The FAA and DOT have various requirements for us to follow. We have to know each shipper that we ship for; we have to know what their product is; we have to get a signature and identification from them and keep that on file.
FAA holds spot audits. They’ve been in eight of my facilities and an equal number or more of my competitors; checking our records, our files, our shipper endorsement letters that we keep for every shipment. It’s not airtight, but it’s a step toward tighter security.
AB: How does that compare internationally?
COPPERSMITH: It varies from country to country. Let me give you one example: London Heathrow. It requires — and they charge for this — an X-ray of cargo. If you have it done at the airline ramp, they charge you so much and you’re required to keep it on your dock for a set period of time -- 24 hours basically -- so anything that’s going to explode does so on your dock. If you have your own X-ray machine which has been certified by their authority, then you can X-ray it and tender it to the airline faster.
AB: What can airports do to address your needs?
COPPERSMITH: The most constructive thing airports can do is to establish a regular dialog. The only people who ask for input are certain municipalities; Denver asked when they were building their airport. They ignored the input, but they did ask.
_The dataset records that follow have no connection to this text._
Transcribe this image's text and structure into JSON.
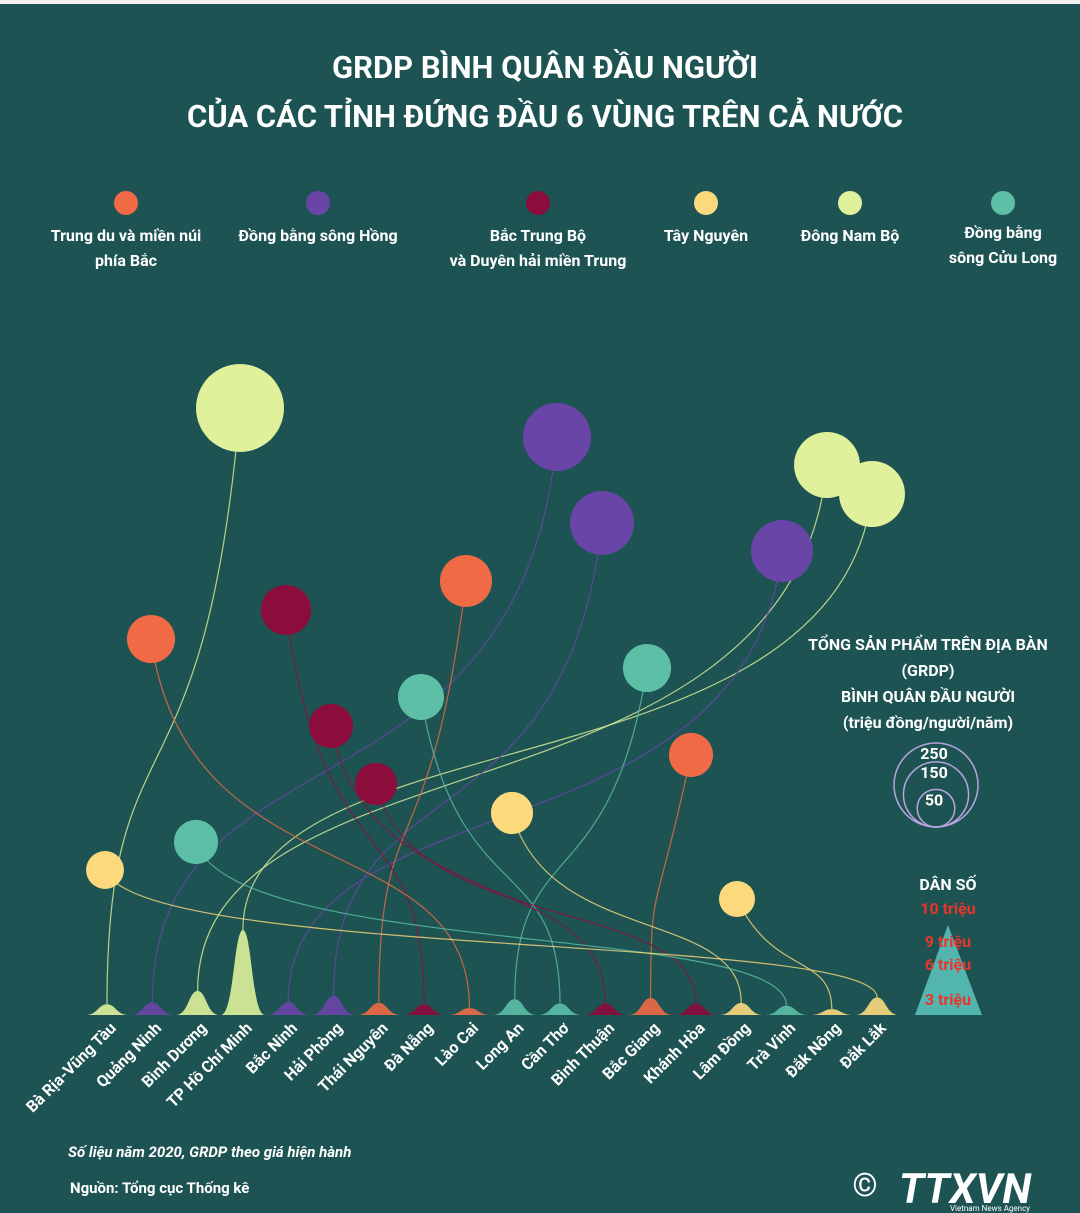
{
  "chart_data": {
    "type": "bubble-arc",
    "title": [
      "GRDP BÌNH QUÂN ĐẦU NGƯỜI",
      "CỦA CÁC TỈNH ĐỨNG ĐẦU 6 VÙNG TRÊN CẢ NƯỚC"
    ],
    "series": [
      {
        "name": [
          "Trung du và miền núi",
          "phía Bắc"
        ],
        "color": "#ef6a45"
      },
      {
        "name": [
          "Đồng bằng sông Hồng"
        ],
        "color": "#6a45a8"
      },
      {
        "name": [
          "Bắc Trung Bộ",
          "và Duyên hải miền Trung"
        ],
        "color": "#8c0c3c"
      },
      {
        "name": [
          "Tây Nguyên"
        ],
        "color": "#fbd97c"
      },
      {
        "name": [
          "Đông Nam Bộ"
        ],
        "color": "#dff19a"
      },
      {
        "name": [
          "Đồng bằng",
          "sông Cửu Long"
        ],
        "color": "#5cbfa6"
      }
    ],
    "provinces": [
      {
        "name": "Bà Rịa-Vũng Tàu",
        "region": 4,
        "grdp": 274,
        "population": 1.17
      },
      {
        "name": "Quảng Ninh",
        "region": 1,
        "grdp": 164,
        "population": 1.34
      },
      {
        "name": "Bình Dương",
        "region": 4,
        "grdp": 154,
        "population": 2.6
      },
      {
        "name": "TP Hồ Chí Minh",
        "region": 4,
        "grdp": 154,
        "population": 9.2
      },
      {
        "name": "Bắc Ninh",
        "region": 1,
        "grdp": 136,
        "population": 1.4
      },
      {
        "name": "Hải Phòng",
        "region": 1,
        "grdp": 145,
        "population": 2.05
      },
      {
        "name": "Thái Nguyên",
        "region": 0,
        "grdp": 96,
        "population": 1.3
      },
      {
        "name": "Đà Nẵng",
        "region": 2,
        "grdp": 89,
        "population": 1.17
      },
      {
        "name": "Lào Cai",
        "region": 0,
        "grdp": 82,
        "population": 0.75
      },
      {
        "name": "Long An",
        "region": 5,
        "grdp": 82,
        "population": 1.7
      },
      {
        "name": "Cần Thơ",
        "region": 5,
        "grdp": 75,
        "population": 1.24
      },
      {
        "name": "Bình Thuận",
        "region": 2,
        "grdp": 69,
        "population": 1.24
      },
      {
        "name": "Bắc Giang",
        "region": 0,
        "grdp": 69,
        "population": 1.84
      },
      {
        "name": "Khánh Hòa",
        "region": 2,
        "grdp": 63,
        "population": 1.23
      },
      {
        "name": "Lâm Đồng",
        "region": 3,
        "grdp": 63,
        "population": 1.3
      },
      {
        "name": "Trà Vinh",
        "region": 5,
        "grdp": 69,
        "population": 1.0
      },
      {
        "name": "Đắk Nông",
        "region": 3,
        "grdp": 46,
        "population": 0.64
      },
      {
        "name": "Đắk Lắk",
        "region": 3,
        "grdp": 51,
        "population": 1.9
      }
    ],
    "size_legend": {
      "title": [
        "TỔNG SẢN PHẨM TRÊN ĐỊA BÀN",
        "(GRDP)",
        "BÌNH QUÂN ĐẦU NGƯỜI",
        "(triệu đồng/người/năm)"
      ],
      "values": [
        250,
        150,
        50
      ]
    },
    "population_legend": {
      "title": "DÂN SỐ",
      "ticks": [
        {
          "value": 10,
          "label": "10 triệu"
        },
        {
          "value": 9,
          "label": "9 triệu"
        },
        {
          "value": 6,
          "label": "6 triệu"
        },
        {
          "value": 3,
          "label": "3 triệu"
        }
      ]
    },
    "note": "Số liệu năm 2020, GRDP theo giá hiện hành",
    "source": "Nguồn: Tổng cục Thống kê",
    "credit": "©",
    "logo": "TTXVN",
    "logo_sub": "Vietnam News Agency"
  }
}
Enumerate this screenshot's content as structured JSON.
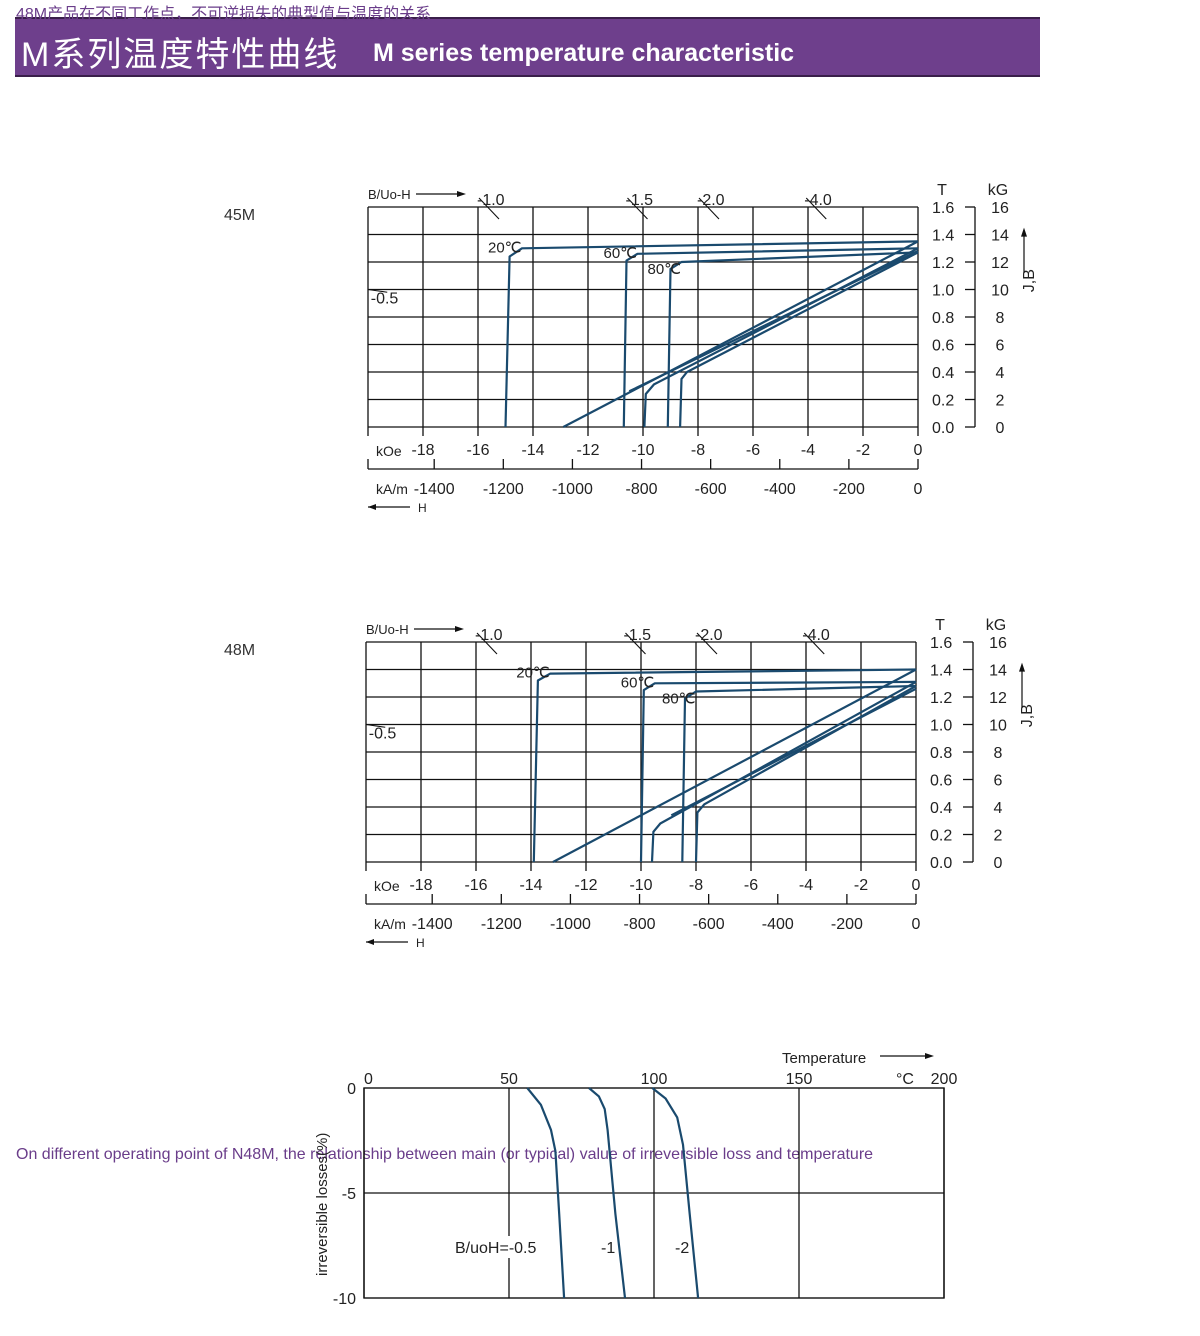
{
  "header": {
    "title_cn": "M系列温度特性曲线",
    "title_en": "M  series temperature characteristic",
    "color": "#6e3f8c"
  },
  "curve_color": "#1a4a6e",
  "chart_data": [
    {
      "type": "line",
      "label": "45M",
      "x_unit": "kOe",
      "x_unit2": "kA/m",
      "y_unit": "T",
      "y_unit2": "kG",
      "y_axis_label": "J,B",
      "load_line_label": "B/Uo-H",
      "h_label": "H",
      "xlim": [
        -20,
        0
      ],
      "ylim": [
        0,
        1.6
      ],
      "grid": true,
      "x_ticks": [
        -18,
        -16,
        -14,
        -12,
        -10,
        -8,
        -6,
        -4,
        -2,
        0
      ],
      "x2_ticks": [
        -1400,
        -1200,
        -1000,
        -800,
        -600,
        -400,
        -200,
        0
      ],
      "y_ticks": [
        0.0,
        0.2,
        0.4,
        0.6,
        0.8,
        1.0,
        1.2,
        1.4,
        1.6
      ],
      "y2_ticks": [
        0,
        2,
        4,
        6,
        8,
        10,
        12,
        14,
        16
      ],
      "load_lines": [
        {
          "label": "-1.0",
          "h": -15.6
        },
        {
          "label": "-1.5",
          "h": -10.2
        },
        {
          "label": "-2.0",
          "h": -7.6
        },
        {
          "label": "-4.0",
          "h": -3.7
        },
        {
          "label": "-0.5",
          "h": -19.5
        }
      ],
      "series": [
        {
          "name": "20℃",
          "kind": "J",
          "points": [
            [
              -15.0,
              0
            ],
            [
              -14.85,
              1.24
            ],
            [
              -14.4,
              1.3
            ],
            [
              0,
              1.35
            ]
          ]
        },
        {
          "name": "60℃",
          "kind": "J",
          "points": [
            [
              -10.7,
              0
            ],
            [
              -10.6,
              1.21
            ],
            [
              -10.2,
              1.26
            ],
            [
              0,
              1.3
            ]
          ]
        },
        {
          "name": "80℃",
          "kind": "J",
          "points": [
            [
              -9.1,
              0
            ],
            [
              -9.0,
              1.15
            ],
            [
              -8.6,
              1.2
            ],
            [
              0,
              1.27
            ]
          ]
        },
        {
          "kind": "B",
          "points": [
            [
              -12.9,
              0
            ],
            [
              0,
              1.35
            ]
          ]
        },
        {
          "kind": "B",
          "points": [
            [
              -9.95,
              0
            ],
            [
              -9.9,
              0.24
            ],
            [
              -9.6,
              0.31
            ],
            [
              0,
              1.3
            ]
          ]
        },
        {
          "kind": "B",
          "points": [
            [
              -8.65,
              0
            ],
            [
              -8.6,
              0.35
            ],
            [
              -8.4,
              0.4
            ],
            [
              0,
              1.27
            ]
          ]
        },
        {
          "kind": "B",
          "points": [
            [
              -10.5,
              0.26
            ],
            [
              0,
              1.28
            ]
          ]
        }
      ]
    },
    {
      "type": "line",
      "label": "48M",
      "x_unit": "kOe",
      "x_unit2": "kA/m",
      "y_unit": "T",
      "y_unit2": "kG",
      "y_axis_label": "J,B",
      "load_line_label": "B/Uo-H",
      "h_label": "H",
      "xlim": [
        -20,
        0
      ],
      "ylim": [
        0,
        1.6
      ],
      "grid": true,
      "x_ticks": [
        -18,
        -16,
        -14,
        -12,
        -10,
        -8,
        -6,
        -4,
        -2,
        0
      ],
      "x2_ticks": [
        -1400,
        -1200,
        -1000,
        -800,
        -600,
        -400,
        -200,
        0
      ],
      "y_ticks": [
        0.0,
        0.2,
        0.4,
        0.6,
        0.8,
        1.0,
        1.2,
        1.4,
        1.6
      ],
      "y2_ticks": [
        0,
        2,
        4,
        6,
        8,
        10,
        12,
        14,
        16
      ],
      "load_lines": [
        {
          "label": "-1.0",
          "h": -15.6
        },
        {
          "label": "-1.5",
          "h": -10.2
        },
        {
          "label": "-2.0",
          "h": -7.6
        },
        {
          "label": "-4.0",
          "h": -3.7
        },
        {
          "label": "-0.5",
          "h": -19.5
        }
      ],
      "series": [
        {
          "name": "20℃",
          "kind": "J",
          "points": [
            [
              -13.9,
              0
            ],
            [
              -13.75,
              1.32
            ],
            [
              -13.3,
              1.37
            ],
            [
              0,
              1.4
            ]
          ]
        },
        {
          "name": "60℃",
          "kind": "J",
          "points": [
            [
              -10.0,
              0
            ],
            [
              -9.9,
              1.25
            ],
            [
              -9.5,
              1.3
            ],
            [
              0,
              1.31
            ]
          ]
        },
        {
          "name": "80℃",
          "kind": "J",
          "points": [
            [
              -8.5,
              0
            ],
            [
              -8.4,
              1.19
            ],
            [
              -8.0,
              1.24
            ],
            [
              0,
              1.28
            ]
          ]
        },
        {
          "kind": "B",
          "points": [
            [
              -13.2,
              0
            ],
            [
              0,
              1.4
            ]
          ]
        },
        {
          "kind": "B",
          "points": [
            [
              -9.6,
              0
            ],
            [
              -9.55,
              0.22
            ],
            [
              -9.3,
              0.28
            ],
            [
              0,
              1.31
            ]
          ]
        },
        {
          "kind": "B",
          "points": [
            [
              -8.0,
              0
            ],
            [
              -7.95,
              0.36
            ],
            [
              -7.7,
              0.42
            ],
            [
              0,
              1.28
            ]
          ]
        },
        {
          "kind": "B",
          "points": [
            [
              -8.9,
              0.34
            ],
            [
              0,
              1.26
            ]
          ]
        }
      ]
    },
    {
      "type": "line",
      "xlabel": "Temperature",
      "x_unit": "°C",
      "ylabel": "irreversible  losses(%)",
      "xlim": [
        0,
        200
      ],
      "ylim": [
        -10,
        0
      ],
      "grid": true,
      "x_ticks": [
        0,
        50,
        100,
        150,
        200
      ],
      "y_ticks": [
        0,
        -5,
        -10
      ],
      "series": [
        {
          "name": "B/uoH=-0.5",
          "points": [
            [
              56.3,
              0
            ],
            [
              61,
              -0.8
            ],
            [
              64.5,
              -2.0
            ],
            [
              66,
              -3.0
            ],
            [
              67.3,
              -6
            ],
            [
              69,
              -10
            ]
          ]
        },
        {
          "name": "-1",
          "points": [
            [
              77.6,
              0
            ],
            [
              81,
              -0.4
            ],
            [
              83,
              -1.0
            ],
            [
              84,
              -2.0
            ],
            [
              86.7,
              -6
            ],
            [
              90,
              -10
            ]
          ]
        },
        {
          "name": "-2",
          "points": [
            [
              99.4,
              0
            ],
            [
              104,
              -0.5
            ],
            [
              108,
              -1.4
            ],
            [
              110,
              -2.7
            ],
            [
              112.3,
              -6
            ],
            [
              115.2,
              -10
            ]
          ]
        }
      ]
    }
  ],
  "note": {
    "cn": "48M产品在不同工作点，不可逆损失的典型值与温度的关系",
    "en": "On different operating point of N48M, the relationship between main (or typical) value of irreversible loss and temperature"
  }
}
Usually they will talk to the Air Freight Association, the integrators, which makes sense since they’re the ones operating the aircraft. They may think that since some of those integrators are also forwarders, they’ve covered the industry, but in fact there is $5 billion worth of air freight which belongs to another association and they don’t operate aircraft.
We’ve got some pretty good ideas on how to help with congestion at an airport, how to be able to get trucks in and out more easily, how to be able to handle cargo in a more comprehensive manner. We don’t mind security; or if background checks are done on our drivers, if we do them. If that helps us to get our cargo moved faster at an airport, we’ll do it in an instant.
From the same standpoint, if we were to electronically link with any one of those airlines and the airport wanted to be the facilitator of this activity, and it was used as a means for forwarders who have pre-filed their documentation or have properly laid out their freight so it doesn’t have to be rehandled, or have sent any other electronic messages that will facilitate things faster on the ramp, we’d do that in an instant too.
We told the airlines, specifically — and airports can be the facilitator — if you want to stop congestion and I’ve got the capability to make it easier for you, then give me an incentive. And the incentive is for you to be able to handle the freight.